Nasz rząd rozmawiał i negocjował na ten temat w zeszłym tygodniu. W naszym parlamencie na pewno przejdzie poparcie dla akcesji Szwecji i Finlandii do NATO. Z Turcją trzeba rozmawiać.

– mówił Žáček, twierdząc, że jest absolutnie przekonany, że uda się przekonać Turcję do akcesji Finlandii i Szwecji do NATO.

Jestem przekonany, że się to uda. Jestem również członkiem delegacji czeskiego parlamentu do NATO, gdzie tureccy koledzy często zwracają uwagę na ogromne problemy, które oni musza rozwiązywać w związku z Syrią. Musimy im pokazać, że mogą liczyć na nasza pomoc i ogólnie podchodzić do tego z wyczuciem.

Odniósł się także do zbliżających się szczytów NATO.

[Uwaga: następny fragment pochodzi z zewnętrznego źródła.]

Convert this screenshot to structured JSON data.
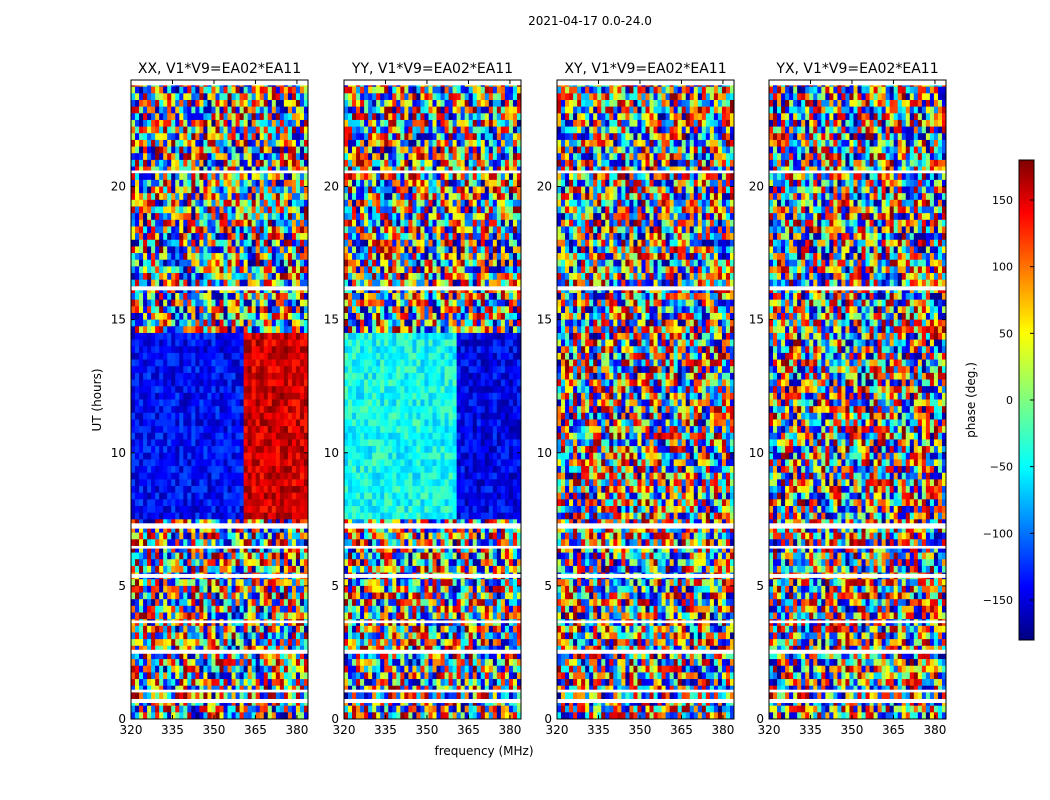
{
  "figure": {
    "suptitle": "2021-04-17 0.0-24.0",
    "xlabel": "frequency (MHz)",
    "ylabel": "UT (hours)",
    "colorbar_label": "phase (deg.)",
    "colorbar_ticks": [
      "150",
      "100",
      "50",
      "0",
      "−50",
      "−100",
      "−150"
    ]
  },
  "chart_data": [
    {
      "type": "heatmap",
      "title": "XX, V1*V9=EA02*EA11",
      "xlabel": "frequency (MHz)",
      "ylabel": "UT (hours)",
      "xticks": [
        "320",
        "335",
        "350",
        "365",
        "380"
      ],
      "yticks": [
        "0",
        "5",
        "10",
        "15",
        "20"
      ],
      "xlim": [
        320,
        384
      ],
      "ylim": [
        0,
        24
      ],
      "colorbar": {
        "label": "phase (deg.)",
        "range": [
          -180,
          180
        ],
        "colormap": "jet"
      },
      "coherent_band": {
        "ut_range": [
          7.5,
          14.5
        ],
        "freq_split_mhz": 361,
        "phase_low_deg": -135,
        "phase_high_deg": 150
      }
    },
    {
      "type": "heatmap",
      "title": "YY, V1*V9=EA02*EA11",
      "xlabel": "frequency (MHz)",
      "ylabel": "UT (hours)",
      "xticks": [
        "320",
        "335",
        "350",
        "365",
        "380"
      ],
      "yticks": [
        "0",
        "5",
        "10",
        "15",
        "20"
      ],
      "xlim": [
        320,
        384
      ],
      "ylim": [
        0,
        24
      ],
      "colorbar": {
        "label": "phase (deg.)",
        "range": [
          -180,
          180
        ],
        "colormap": "jet"
      },
      "coherent_band": {
        "ut_range": [
          7.5,
          14.5
        ],
        "freq_split_mhz": 361,
        "phase_low_deg": -40,
        "phase_high_deg": -140
      }
    },
    {
      "type": "heatmap",
      "title": "XY, V1*V9=EA02*EA11",
      "xlabel": "frequency (MHz)",
      "ylabel": "UT (hours)",
      "xticks": [
        "320",
        "335",
        "350",
        "365",
        "380"
      ],
      "yticks": [
        "0",
        "5",
        "10",
        "15",
        "20"
      ],
      "xlim": [
        320,
        384
      ],
      "ylim": [
        0,
        24
      ],
      "colorbar": {
        "label": "phase (deg.)",
        "range": [
          -180,
          180
        ],
        "colormap": "jet"
      }
    },
    {
      "type": "heatmap",
      "title": "YX, V1*V9=EA02*EA11",
      "xlabel": "frequency (MHz)",
      "ylabel": "UT (hours)",
      "xticks": [
        "320",
        "335",
        "350",
        "365",
        "380"
      ],
      "yticks": [
        "0",
        "5",
        "10",
        "15",
        "20"
      ],
      "xlim": [
        320,
        384
      ],
      "ylim": [
        0,
        24
      ],
      "colorbar": {
        "label": "phase (deg.)",
        "range": [
          -180,
          180
        ],
        "colormap": "jet"
      }
    }
  ]
}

Spotykamy się już w tym tygodniu, w ten weekend w Wilnie. Trzeba powiedzieć, że atak na Ukrainę był przełomowy. Zmieniła się polityka globalna, zmieniło się zupełnie spojrzenie państw europejskich na Rosję. Oczywiście widzimy, że we Francji i Niemczech ta zmiana dopiero następuje, ale jednak jestem pewien, że NATO jako całość zajmie zdecydowane stanowisko w kwestii wzmocnienia wschodniego skrzydła sojuszu.

– mówił przewodniczący sejmowej komisji obrony. Przekazał też, że podczas spotkań przed szczytem NATO „zajmiemy się też kwestią pomocy Ukrainie”.

Pavel Žáček podkreślił również znaczenie wzmacniania wschodniej flanki NATO. „Wzmacnianie wschodniej flanki NATO jest dla nas sprawą jednoznaczną. Chodzi oczywiście o wzmocnienia na Słowacji czy w państwach bałtyckich.” – przekazał poseł, podkreślając jednak, że równie ważna jest akcesja do NATO nowych państw.

Wejście nowych państw, Szwecji i Finlandii jest również dla nas oczywiste. […] Wszyscy musimy zadawać sobie pytanie i poszukiwać odpowiedzi na to, jak stworzyć nową architekturę bezpieczeństwa nie tylko w Europie, ale też na całym świecie.

 

Ukraina w UE

Przewodniczący komisji obrony i deputowany do Izby Poselskiej Republiki Czeskiej Pavel Žáček mówił w Radiu Wnet także o różnicy w podejściu do wojny poszczególnych krajów europejskich.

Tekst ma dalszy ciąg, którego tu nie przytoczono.